Meine Geschichte

Die Geschichte von Honorarberater Christoph Geiler erfährst du auf dieser Seite.

Wo komme ich her?

Christoph, darf ich dich nach vorne bitten? Mein Teamleiter strahlte. Vor versammelter Mannschaft wurde ich befördert. Ich hatte den nötigen Umsatz für die nächste Karrierestufe geschrieben. Sprich:

Ich hatte genug Finanzprodukte verkauft.

Das war Anfang 2014. Damals war meine Freude bereits gedämpft. Ich hatte Zweifel, dass unsere Kunden von unserer Arbeit profitierten. Zwei Monate später war ich mir sicher. Die Kundengelder versickerten in intransparenten Verträgen mit hohen Kosten. Ich zog einen Schlussstrich und verließ nach nur einem Jahr den Finanzvertrieb.

Den schlechten Erfahrungen zum Trotz hatte ich mich in die Finanzbranche verliebt und wollte weiter machen. Das stellte mich vor ein Problem:

Es gibt allerlei gesetzliche Hürden, um Mandanten beraten zu dürfen. Zudem reichte mein Wissensstand nicht aus, um eine Beratung nach meinen Vorstellungen zu gewährleisten. Ich stand vor der Herausforderung, meine komplette Ausbildung selbst zu organisieren. Behördengänge mussten erledigt und Prozesse geschaffen werden.

Hinzu kam – Du ahnst es vielleicht – das alles würde Geld kosten. Viel Geld. Für einen Studenten mit einem Minijob bei Ikea keine einfache Situation.

Die Rückkehr zu einem großen Vertrieb oder gar die Zuflucht bei einer Bank kam für mich nicht in Frage.

Vielleicht kennst Du das Sprichwort:

Frage nach Hilfe und du wirst sie bekommen.
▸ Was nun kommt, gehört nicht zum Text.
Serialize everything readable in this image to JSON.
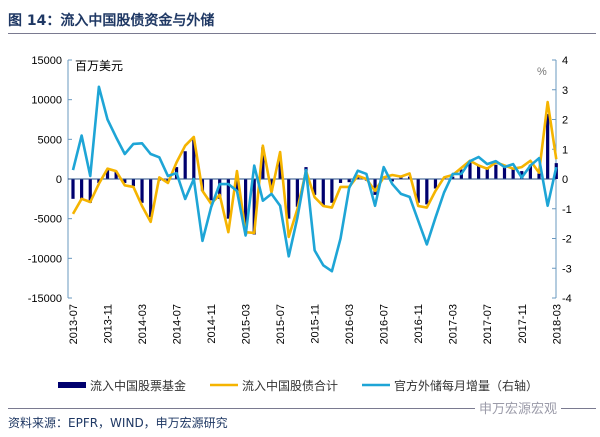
{
  "title": "图 14：流入中国股债资金与外储",
  "source": "资料来源：EPFR，WIND，申万宏源研究",
  "watermark": "申万宏源宏观",
  "chart_data": {
    "type": "bar+line",
    "left_unit": "百万美元",
    "right_unit": "%",
    "ylim_left": [
      -15000,
      15000
    ],
    "yticks_left": [
      "15000",
      "10000",
      "5000",
      "0",
      "-5000",
      "-10000",
      "-15000"
    ],
    "ylim_right": [
      -4,
      4
    ],
    "yticks_right": [
      "4",
      "3",
      "2",
      "1",
      "0",
      "-1",
      "-2",
      "-3",
      "-4"
    ],
    "x_tick_labels": [
      "2013-07",
      "2013-11",
      "2014-03",
      "2014-07",
      "2014-11",
      "2015-03",
      "2015-07",
      "2015-11",
      "2016-03",
      "2016-07",
      "2016-11",
      "2017-03",
      "2017-07",
      "2017-11",
      "2018-03"
    ],
    "x_start": "2013-07",
    "x_end": "2018-03",
    "legend_position": "bottom",
    "series": [
      {
        "name": "流入中国股票基金",
        "type": "bar",
        "axis": "left",
        "color": "#00006e",
        "values": [
          -2500,
          -2500,
          -3000,
          -500,
          1200,
          900,
          -500,
          -900,
          -3000,
          -4800,
          -200,
          -300,
          1500,
          3500,
          5000,
          -1500,
          -2700,
          -2500,
          -5000,
          -1500,
          -7000,
          -7000,
          4000,
          -1500,
          2500,
          -5000,
          -3500,
          1500,
          -2000,
          -3300,
          -3000,
          -500,
          -400,
          200,
          -200,
          -2000,
          0,
          -300,
          200,
          300,
          -3000,
          -3200,
          -1200,
          100,
          300,
          1200,
          2200,
          1700,
          1500,
          1800,
          1500,
          1200,
          1000,
          1800,
          700,
          8200,
          2000
        ]
      },
      {
        "name": "流入中国股债合计",
        "type": "line",
        "axis": "left",
        "color": "#f5b400",
        "values": [
          -4400,
          -2500,
          -2900,
          -600,
          1300,
          1000,
          -800,
          -1000,
          -3400,
          -5400,
          200,
          -500,
          2100,
          4200,
          5300,
          -1500,
          -3100,
          -2000,
          -6700,
          1000,
          -6700,
          -6800,
          4200,
          -1700,
          3400,
          -7300,
          -3800,
          1000,
          -2300,
          -3400,
          -3600,
          -1000,
          -1000,
          400,
          0,
          -1500,
          200,
          500,
          300,
          700,
          -3400,
          -3600,
          -1500,
          200,
          500,
          1400,
          2300,
          1700,
          1300,
          2100,
          1700,
          1300,
          1500,
          2300,
          800,
          9700,
          2500
        ]
      },
      {
        "name": "官方外储每月增量（右轴）",
        "type": "line",
        "axis": "right",
        "color": "#1ea5d6",
        "values": [
          0.3,
          1.46,
          0.1,
          3.1,
          2.0,
          1.4,
          0.84,
          1.18,
          1.2,
          0.84,
          0.73,
          0.1,
          0.2,
          -0.67,
          0,
          -2.08,
          -0.95,
          -0.17,
          -0.17,
          -0.4,
          -1.9,
          0.45,
          -0.73,
          -0.5,
          -0.9,
          -2.6,
          -1.3,
          0.3,
          -2.4,
          -2.9,
          -3.1,
          -2.0,
          -0.3,
          0.28,
          0.17,
          -0.9,
          0.4,
          -0.17,
          -0.5,
          -0.6,
          -1.4,
          -2.2,
          -1.3,
          -0.45,
          0.17,
          0.17,
          0.6,
          0.74,
          0.5,
          0.6,
          0.4,
          0.5,
          0.05,
          0.45,
          0.7,
          -0.9,
          0.4
        ]
      }
    ]
  }
}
Ich habe gefragt und habe Hilfe bekommen. Über einige Ecken ergab sich der Kontakt mit Finanzplaner Thomas Krosse. Wir waren uns schnell sympathisch und ein warmer Platz mit Computer und Stuhl war mir sicher. Doch was noch viel wichtiger war:

Ich hatte jemanden gefunden, der ähnlich tickt wie ich und mit dem ich mich austauschen konnte.

Das erhöhte meinen Lernprozess enorm.

In der folgenden Zeit investierte ich jeden Cent in meine Ausbildung und in die Schaffung von Strukturen. Innerhalb eines Jahres absolvierte ich die Prüfungen zum Versicherungsfachmann und zum Finanzanlagenfachmann. Parallel dazu gründete ich das Blog Finanzküche. Ein echter Glücksgriff. Er hat mittlerweile tausende Leser im Monat und ermöglicht mir den Kontakt zu zahllosen interessanten Menschen.

 

Wo stehe ich jetzt?

Nachdem ich die nötigen Voraussetungen geschaffen hatte, habe ich die Zulassungen als Versicherungsberater und Honorar-Finanzanlagenberater erworben. Dass bedeutet, dass ich ausschließlich die Interessen meiner Mandanten vertrete. Zuwendungen von Dritten darf ich nicht annehmen.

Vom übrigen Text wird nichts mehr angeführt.